Perfection doesn't have limits. If we could only remember that when it mattered. It's about being there. Skin in the game, living in the moment, ALL IN. Perfection.

No, not perfect. Rarely is anything perfect. Perfection is different than being perfect. Honey, you ain't Jesus: you ain't fooling nobody. You won't be perfect, but you can find perfection.

There's always some dust in the corners of every relationship, something hiding under the bed that everyone ignores like it never happened, or won't happen again. Raised voices or fists, a drunken night with a stranger, the whispered phone call that felt like betrayal. Hell, even just leaving dirty socks every. damn. day. or sloppy housekeeping, we all have our pressure points. We give, we take, we give some more. Funny, both partners think they give the most, eh?

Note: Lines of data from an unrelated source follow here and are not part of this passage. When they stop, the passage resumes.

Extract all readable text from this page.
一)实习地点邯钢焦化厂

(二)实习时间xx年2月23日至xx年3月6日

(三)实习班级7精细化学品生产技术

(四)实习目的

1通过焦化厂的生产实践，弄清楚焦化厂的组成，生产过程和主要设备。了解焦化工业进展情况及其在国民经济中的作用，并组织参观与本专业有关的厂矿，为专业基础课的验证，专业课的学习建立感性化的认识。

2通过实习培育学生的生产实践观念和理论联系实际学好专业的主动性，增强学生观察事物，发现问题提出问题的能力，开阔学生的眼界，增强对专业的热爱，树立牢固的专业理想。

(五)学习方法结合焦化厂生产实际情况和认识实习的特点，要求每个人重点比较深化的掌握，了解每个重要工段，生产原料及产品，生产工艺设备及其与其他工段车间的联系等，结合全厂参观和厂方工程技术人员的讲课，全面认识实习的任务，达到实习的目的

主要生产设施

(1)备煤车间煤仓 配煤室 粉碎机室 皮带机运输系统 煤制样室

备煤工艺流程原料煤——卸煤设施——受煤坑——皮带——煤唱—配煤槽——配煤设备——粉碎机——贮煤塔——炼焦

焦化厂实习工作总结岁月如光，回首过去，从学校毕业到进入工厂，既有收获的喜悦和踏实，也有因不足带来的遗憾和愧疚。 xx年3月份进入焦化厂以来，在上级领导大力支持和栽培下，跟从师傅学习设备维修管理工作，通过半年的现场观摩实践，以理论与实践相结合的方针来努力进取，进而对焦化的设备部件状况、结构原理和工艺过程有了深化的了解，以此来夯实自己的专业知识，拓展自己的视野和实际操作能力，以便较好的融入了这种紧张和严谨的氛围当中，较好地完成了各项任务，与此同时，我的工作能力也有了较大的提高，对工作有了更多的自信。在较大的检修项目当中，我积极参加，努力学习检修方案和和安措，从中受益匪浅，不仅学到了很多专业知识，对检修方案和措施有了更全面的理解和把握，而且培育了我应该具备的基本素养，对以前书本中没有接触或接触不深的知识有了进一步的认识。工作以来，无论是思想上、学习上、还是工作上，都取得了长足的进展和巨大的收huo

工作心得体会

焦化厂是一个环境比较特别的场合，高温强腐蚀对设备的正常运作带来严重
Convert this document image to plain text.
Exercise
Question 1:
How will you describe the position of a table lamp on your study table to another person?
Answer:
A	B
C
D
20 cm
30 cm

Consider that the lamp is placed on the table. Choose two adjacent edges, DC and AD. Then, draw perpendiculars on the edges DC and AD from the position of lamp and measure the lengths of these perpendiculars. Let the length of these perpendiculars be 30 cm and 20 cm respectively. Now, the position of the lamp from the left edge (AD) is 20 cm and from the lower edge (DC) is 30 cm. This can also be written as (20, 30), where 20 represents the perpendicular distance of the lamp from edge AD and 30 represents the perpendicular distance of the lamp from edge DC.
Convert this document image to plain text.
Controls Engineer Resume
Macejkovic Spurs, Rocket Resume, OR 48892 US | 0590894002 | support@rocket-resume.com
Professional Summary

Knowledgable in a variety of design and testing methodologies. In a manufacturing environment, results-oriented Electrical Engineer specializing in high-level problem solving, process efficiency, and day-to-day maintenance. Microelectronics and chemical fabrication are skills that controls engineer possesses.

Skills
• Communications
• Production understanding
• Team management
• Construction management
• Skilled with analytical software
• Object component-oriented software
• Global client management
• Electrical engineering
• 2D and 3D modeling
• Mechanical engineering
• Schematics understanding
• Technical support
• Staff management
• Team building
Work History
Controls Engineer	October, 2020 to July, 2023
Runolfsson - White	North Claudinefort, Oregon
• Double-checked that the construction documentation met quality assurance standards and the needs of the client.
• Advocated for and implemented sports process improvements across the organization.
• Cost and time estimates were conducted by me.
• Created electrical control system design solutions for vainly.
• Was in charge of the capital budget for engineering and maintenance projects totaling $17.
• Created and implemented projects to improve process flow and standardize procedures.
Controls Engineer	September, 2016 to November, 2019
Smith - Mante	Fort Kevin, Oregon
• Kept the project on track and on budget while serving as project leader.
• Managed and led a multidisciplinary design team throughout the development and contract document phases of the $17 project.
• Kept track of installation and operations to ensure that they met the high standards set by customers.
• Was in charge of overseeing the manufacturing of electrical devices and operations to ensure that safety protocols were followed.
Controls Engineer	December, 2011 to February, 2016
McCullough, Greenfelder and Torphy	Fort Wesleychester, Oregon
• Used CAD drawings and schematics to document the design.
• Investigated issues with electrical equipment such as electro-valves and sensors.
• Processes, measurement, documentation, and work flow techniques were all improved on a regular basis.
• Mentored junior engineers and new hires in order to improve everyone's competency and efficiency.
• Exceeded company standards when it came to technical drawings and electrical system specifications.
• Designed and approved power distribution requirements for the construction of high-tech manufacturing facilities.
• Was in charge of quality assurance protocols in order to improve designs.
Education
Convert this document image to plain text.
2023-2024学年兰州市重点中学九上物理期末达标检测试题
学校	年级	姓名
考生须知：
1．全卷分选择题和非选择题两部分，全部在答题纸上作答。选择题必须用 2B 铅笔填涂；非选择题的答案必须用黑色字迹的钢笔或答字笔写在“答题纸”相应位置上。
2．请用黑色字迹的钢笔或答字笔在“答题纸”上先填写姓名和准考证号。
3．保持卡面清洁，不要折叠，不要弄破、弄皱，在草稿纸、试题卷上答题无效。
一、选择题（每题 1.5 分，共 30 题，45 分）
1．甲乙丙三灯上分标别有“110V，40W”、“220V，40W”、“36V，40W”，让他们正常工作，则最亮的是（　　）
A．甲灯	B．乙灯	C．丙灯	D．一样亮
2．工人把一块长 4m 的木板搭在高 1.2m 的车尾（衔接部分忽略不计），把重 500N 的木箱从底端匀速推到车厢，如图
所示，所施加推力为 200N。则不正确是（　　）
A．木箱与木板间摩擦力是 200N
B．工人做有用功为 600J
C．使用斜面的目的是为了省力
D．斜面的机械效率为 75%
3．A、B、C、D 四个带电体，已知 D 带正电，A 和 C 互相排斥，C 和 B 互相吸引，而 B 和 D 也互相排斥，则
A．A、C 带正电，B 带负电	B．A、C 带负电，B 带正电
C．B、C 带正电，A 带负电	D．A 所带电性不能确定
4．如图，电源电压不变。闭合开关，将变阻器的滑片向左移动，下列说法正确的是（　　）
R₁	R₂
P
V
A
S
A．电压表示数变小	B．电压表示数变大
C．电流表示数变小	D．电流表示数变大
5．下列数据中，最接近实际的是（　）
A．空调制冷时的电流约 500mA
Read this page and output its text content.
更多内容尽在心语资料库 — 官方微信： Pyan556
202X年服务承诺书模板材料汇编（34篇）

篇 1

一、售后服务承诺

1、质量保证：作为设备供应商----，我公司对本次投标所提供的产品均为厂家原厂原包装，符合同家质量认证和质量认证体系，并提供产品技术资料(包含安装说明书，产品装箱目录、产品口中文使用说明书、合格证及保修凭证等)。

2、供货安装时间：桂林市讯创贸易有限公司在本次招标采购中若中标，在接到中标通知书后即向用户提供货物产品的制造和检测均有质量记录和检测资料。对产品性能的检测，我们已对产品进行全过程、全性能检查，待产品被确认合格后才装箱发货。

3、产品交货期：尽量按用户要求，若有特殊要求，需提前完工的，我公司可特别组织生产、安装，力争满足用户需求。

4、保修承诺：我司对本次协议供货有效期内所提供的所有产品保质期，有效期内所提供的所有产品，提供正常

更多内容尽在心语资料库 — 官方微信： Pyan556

We set limits on what we can accept: the last straws, one more time and we're out of here. And with those limits, we bind ourselves. But do we really keep with our pledge? Do we walk away so freely? Do we give up when we've reached that point of no return? No, not usually. And by that, we release the limitations, and continue our search for.... perfection.

It's never too little. It's never too much. It's righter that we want to admit. Right enough to keep us seeking that perfection. I'd even wager we set new limits because we are unwilling to admit things are closer to that perfection than we can admit. Which means WE have to be perfect. So back to my earlier point: perfection is different than being perfect. Something can reach perfection without those involved being perfect.

Everyone just has to understand that from the beginning. Then those limitations/expectations aren't so hard to grasp.